The combination of a widely anticipated early approval, 13.67% of its float short (4.8M shares), and a transition between early-stage and late-stage biotech investors is making this stock whippy even by biotech standards.
Is there a play here? I'm probably not the best one to ask as this stock has confounded me for most of three years, but I have to think there are easier places to make money.
Recent COT data on bond futures is very very interesting... - Bennet Sedacca - 9:26 AM
The COT data just released shows the smart money 'commercials' long a record 113,525 Treasury bond contracts and large and small speculators and traders short roughly the same number. Can you say SHORT SQUEEZE? Also, this comes at a time when the Conference Board's Interest Rate Expectations Survey hovers at a record bearish position for bonds.
Incidentally, the data in the S& P 500 shows a similar story. Seems like the momentum boys and girls are all lined up for a rally in yields and stock prices while the big money guys are set up for a slowing economy and failing stock market (maybe not today or this week but over the intermediate term).
As it so happens, this jives well with our view, not meant to be advice of course. We continue to stick with our barbelled approach in our bond portfolios with short term Treasuries and ARM's and high-quality long term municipals.
Positions in ARM's, Treasuries and long-term municipals
Everybody ERTS, sometimes. - Jeff Macke - 9:22 AM
Electronic Arts (ERTS) seems to be shaking off the warning last night. The stock is down less than 2-bits, pre-market. I'm not playing in the games, at the moment, but it's hard to call the Erts call a "surprise" of any sort.
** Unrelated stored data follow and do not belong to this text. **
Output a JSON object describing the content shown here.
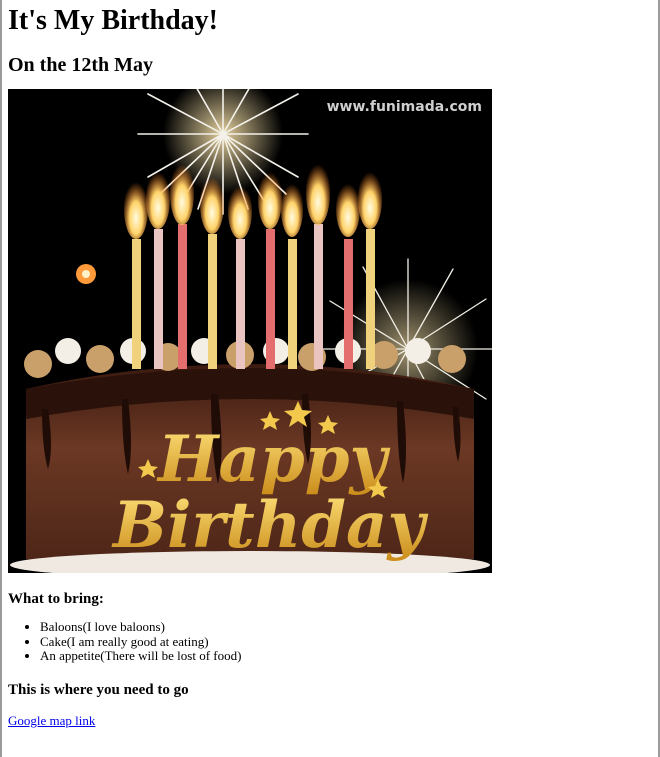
{
  "page": {
    "title": "It's My Birthday!",
    "date_heading": "On the 12th May"
  },
  "image": {
    "watermark": "www.funimada.com",
    "script_line1": "Happy",
    "script_line2": "Birthday",
    "colors": {
      "background": "#000000",
      "cake": "#5a2e1c",
      "gold": "#e8b534",
      "candle_red": "#d24a4a",
      "flame": "#ffd36a"
    }
  },
  "bring": {
    "heading": "What to bring:",
    "items": [
      "Baloons(I love baloons)",
      "Cake(I am really good at eating)",
      "An appetite(There will be lost of food)"
    ]
  },
  "directions": {
    "heading": "This is where you need to go",
    "link_text": "Google map link"
  }
}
If Electronic Arts were a mafia family, as opposed to a video game maker taking longer-than-expected to create a mafia game, Ballmer and Gates would be at high risk for "whacking." Microsoft (MSFT) ruined Christmas for anyone involved in video games... A much more grave offense than, say, Moe Green refusing to let the Corleone's muscle him out of Vegas.
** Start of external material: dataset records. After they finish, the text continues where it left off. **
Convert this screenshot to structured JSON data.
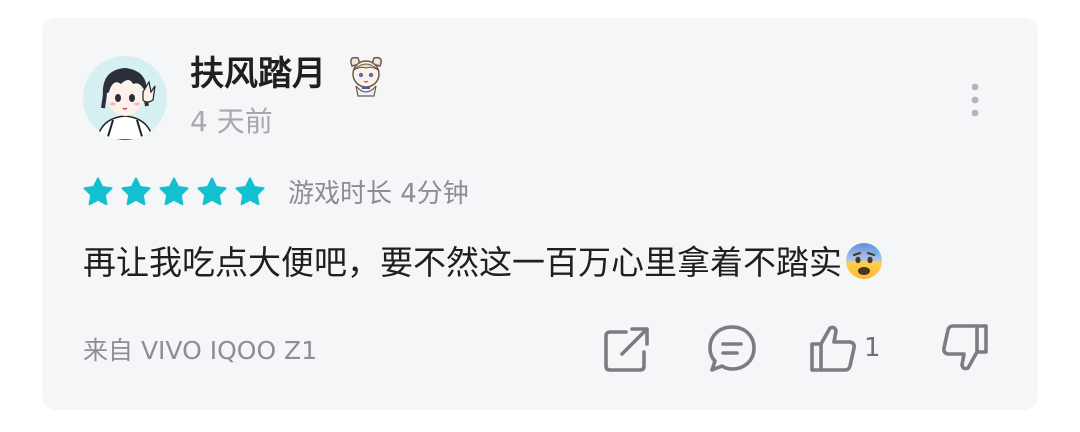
{
  "user": {
    "name": "扶风踏月",
    "time_ago": "4 天前"
  },
  "review": {
    "rating": 5,
    "rating_max": 5,
    "playtime": "游戏时长 4分钟",
    "text": "再让我吃点大便吧，要不然这一百万心里拿着不踏实",
    "emoji": "anxious-face-with-sweat-emoji",
    "device": "来自 VIVO IQOO Z1",
    "like_count": "1"
  },
  "icons": {
    "more": "more-vertical-icon",
    "share": "share-icon",
    "comment": "comment-icon",
    "like": "thumbs-up-icon",
    "dislike": "thumbs-down-icon",
    "star": "star-icon",
    "badge": "character-badge-icon"
  },
  "colors": {
    "star": "#13c0cf",
    "card_background": "#f5f6f8",
    "text_primary": "#1f1f1f",
    "text_secondary": "#8c8e93",
    "icon_gray": "#7b7d82"
  }
}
Speaking of vengeance, I'm going to be spending my morning finding the parents of whichever brat gave my daughter the germs which morphed into the debilitating, grim, chest cold I have today. Make your day a good one.
Say what? - Kevin Depew - 8:49 AM
A look at commentary, opinion and analysis from around the world:
- Mayor Bloomberg says the transit strike could cost New York $400 million per day. Writing in the Wall Street Journal, Carl Bialik says such figures are more art than science.
- Alan Murray says Google-mania is a wondrous thing to behold. "Google's 5,000 employees each bring in, on average, $4.4 million in pretax cash flow for the company. With the market currently valuing the stock at 52 times cash flow, that means each Google worker has a market value of a whopping $230 million," he writes. Nice work if you can get it.
- Apparently, the U.S. isn't the only place where corporate investment is lagging. The Korea Times worries about the "freeze" in corporate investment.
Captain's Log - John Succo - 8:43 AM
Captain Kirk sells 12 million General Motors (GM) shares.
What was he thinking? Maybe he wasn't.
But his latest action shows one possibility, a slight one (I may be grasping, but I am trying to make sense of his actions).
Maybe, just maybe, he was really buying the bonds of the company at $.80 on the dollar. Maybe he was buying the stock just to get influence and use this influence to force the company into bankruptcy.
I have said before, the sooner GM goes into bankruptcy, the better for bondholders. If done immediately, bondholders would almost certainly get all their money back plus interest. The longer this drags on, the more cash the company burns and the worse for bondholders. If he could force bankruptcy soon, he would make more money on his bond position than lose on his stock position going to zero.
Realizing that he could not force the company into bankruptcy soon enough, he punted some of his stock.
Just a possible theory. In a weird way if this is so, it actually decreases (or illustrates the real probabilities) of a bankruptcy any time soon.